Las Vegas Sun

March 29, 2024

The Policy Racket

Japan’s nuclear meltdown prompts talk of safety, Yucca Mountain’s role

Sun coverage

WASHINGTON - The partial meltdown of several nuclear power plants around Japan as a result of a tsunami that wrought untold havoc there over the weekend is forcing a discussion about nuclear safety in the United States that could have big consequences for Nevada.

Development of nuclear as an energy alternative has been getting a huge political push in recent months, with both the Obama administration and the new Republican majority in the House favoring investment in the field, including restarting construction on nuclear power plants that have been waiting in the wings since the Three Mile Island incident in the ‘70s.

That new attention has, in turn, raised the question of what’s to happen with Yucca Mountain -- Nevada’s potential waste-dump site that hasn’t yet been approved by the Nuclear Regulatory Commission, but hasn’t been scratched either.

Yucca Mountain has been off the agenda under the Obama administration’s last few budget requests, but now that Republicans are dictating much of the process, it’s back on. Last month, House leadership made sure to include a prohibition against using federal funds to wind down operations at the site in their fiscal 2011 budget reduction bill, on the rationale that the nuclear industry can’t expand until there is a place to dump spent waste.

While the Obama administration hasn’t taken the same tack on Yucca, there does seem to have been an inevitability about the issue for the last few months. “Clean” power nuclear energy is the one area in which the Obama administration’s renewable-friendly and the Republicans’ oil-and-gas friendly energy priorities seem to intersect, meaning a broad roll-out of nuclear power facilities was to be a likely fulcrum of any greater energy deal.

But the Japan incident already seems to be giving many in Washington pause about just how great an idea that nuclear roll-out might be.

Independent Sen. Joe Lieberman, who has been a backer of nuclear, said Sunday on "Face the Nation" that he thinks the U.S. should abandon its plans for nuclear expansion for now.
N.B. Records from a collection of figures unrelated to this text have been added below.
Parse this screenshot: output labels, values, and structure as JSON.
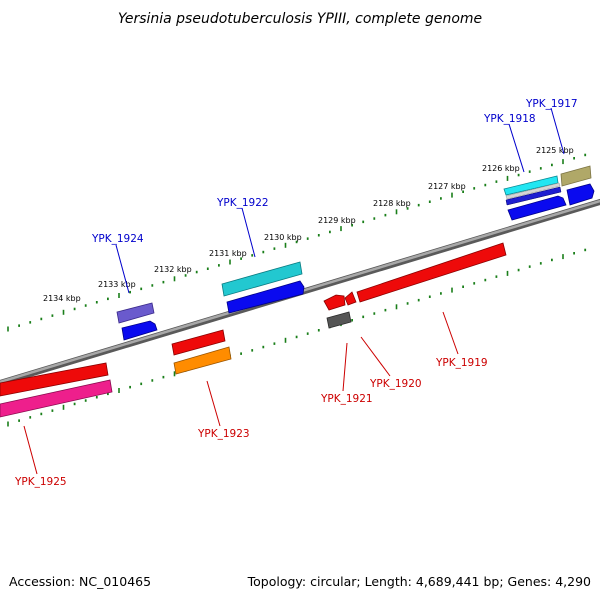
{
  "title": "Yersinia pseudotuberculosis YPIII, complete genome",
  "footer": {
    "accession": "Accession: NC_010465",
    "summary": "Topology: circular; Length: 4,689,441 bp; Genes: 4,290"
  },
  "colors": {
    "forward_label": "#0000cc",
    "reverse_label": "#cc0000",
    "backbone": "#808080",
    "tick_track": "#1a7f1a"
  },
  "ruler": {
    "unit": "kbp",
    "ticks": [
      {
        "kbp": 2125,
        "label": "2125 kbp"
      },
      {
        "kbp": 2126,
        "label": "2126 kbp"
      },
      {
        "kbp": 2127,
        "label": "2127 kbp"
      },
      {
        "kbp": 2128,
        "label": "2128 kbp"
      },
      {
        "kbp": 2129,
        "label": "2129 kbp"
      },
      {
        "kbp": 2130,
        "label": "2130 kbp"
      },
      {
        "kbp": 2131,
        "label": "2131 kbp"
      },
      {
        "kbp": 2132,
        "label": "2132 kbp"
      },
      {
        "kbp": 2133,
        "label": "2133 kbp"
      },
      {
        "kbp": 2134,
        "label": "2134 kbp"
      }
    ]
  },
  "genes": [
    {
      "id": "g1917",
      "label": "YPK_1917",
      "strand": "forward",
      "label_color": "#0000cc"
    },
    {
      "id": "g1918",
      "label": "YPK_1918",
      "strand": "forward",
      "label_color": "#0000cc"
    },
    {
      "id": "g1919",
      "label": "YPK_1919",
      "strand": "reverse",
      "label_color": "#cc0000"
    },
    {
      "id": "g1920",
      "label": "YPK_1920",
      "strand": "reverse",
      "label_color": "#cc0000"
    },
    {
      "id": "g1921",
      "label": "YPK_1921",
      "strand": "reverse",
      "label_color": "#cc0000"
    },
    {
      "id": "g1922",
      "label": "YPK_1922",
      "strand": "forward",
      "label_color": "#0000cc"
    },
    {
      "id": "g1923",
      "label": "YPK_1923",
      "strand": "reverse",
      "label_color": "#cc0000"
    },
    {
      "id": "g1924",
      "label": "YPK_1924",
      "strand": "forward",
      "label_color": "#0000cc"
    },
    {
      "id": "g1925",
      "label": "YPK_1925",
      "strand": "reverse",
      "label_color": "#cc0000"
    }
  ]
}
“I think we’ve got to kind of quietly, quickly put the brakes on until we can absorb what has happened in Japan,” he said.

Other senators in both parties have said the meltdown should only push the United States to direct more attention to developing safety and security measures for new facilities.

But to date, discussion about the potential for nuclear accidents in the United States has centered around problems of transportation, faulty machinery and human error -- not the kind of cataclysmic natural disasters that nobody can predict, fully safeguard against or control.

While much of the United States is susceptible to tsunamis, there are several active fault lines and areas of volcanic activity not far from where existing nuclear power plants, nuclear reactors for research purposes and other proposed commercial sites are located. The West Coast is the worst: in California, home to some of the country’s oldest licensed nuclear power plants, there are at least two full-scale commercial plants near the San Andreas fault, the country’s most earthquake-prone region.

While nuclear experts have argued that the plants in the U.S. have been built with the utmost attention to earthquake resistance, it’s also the case that the nuclear power plants currently in operation in the United States all date back, in part or in whole, to construction dates of more than 30 years ago.

But now that the issue is on the table, it appears the fear of an accident that has gripped Nevadans for several years is now spreading to other states’ representatives as they wait to see the full extent of the damage that will result from the Japanese crisis -- and decide if for them, too, the risks of nuclear power hit too close to home. If they do, it could be the final nail in the nuclear Yucca project that so many Nevadans have waited for.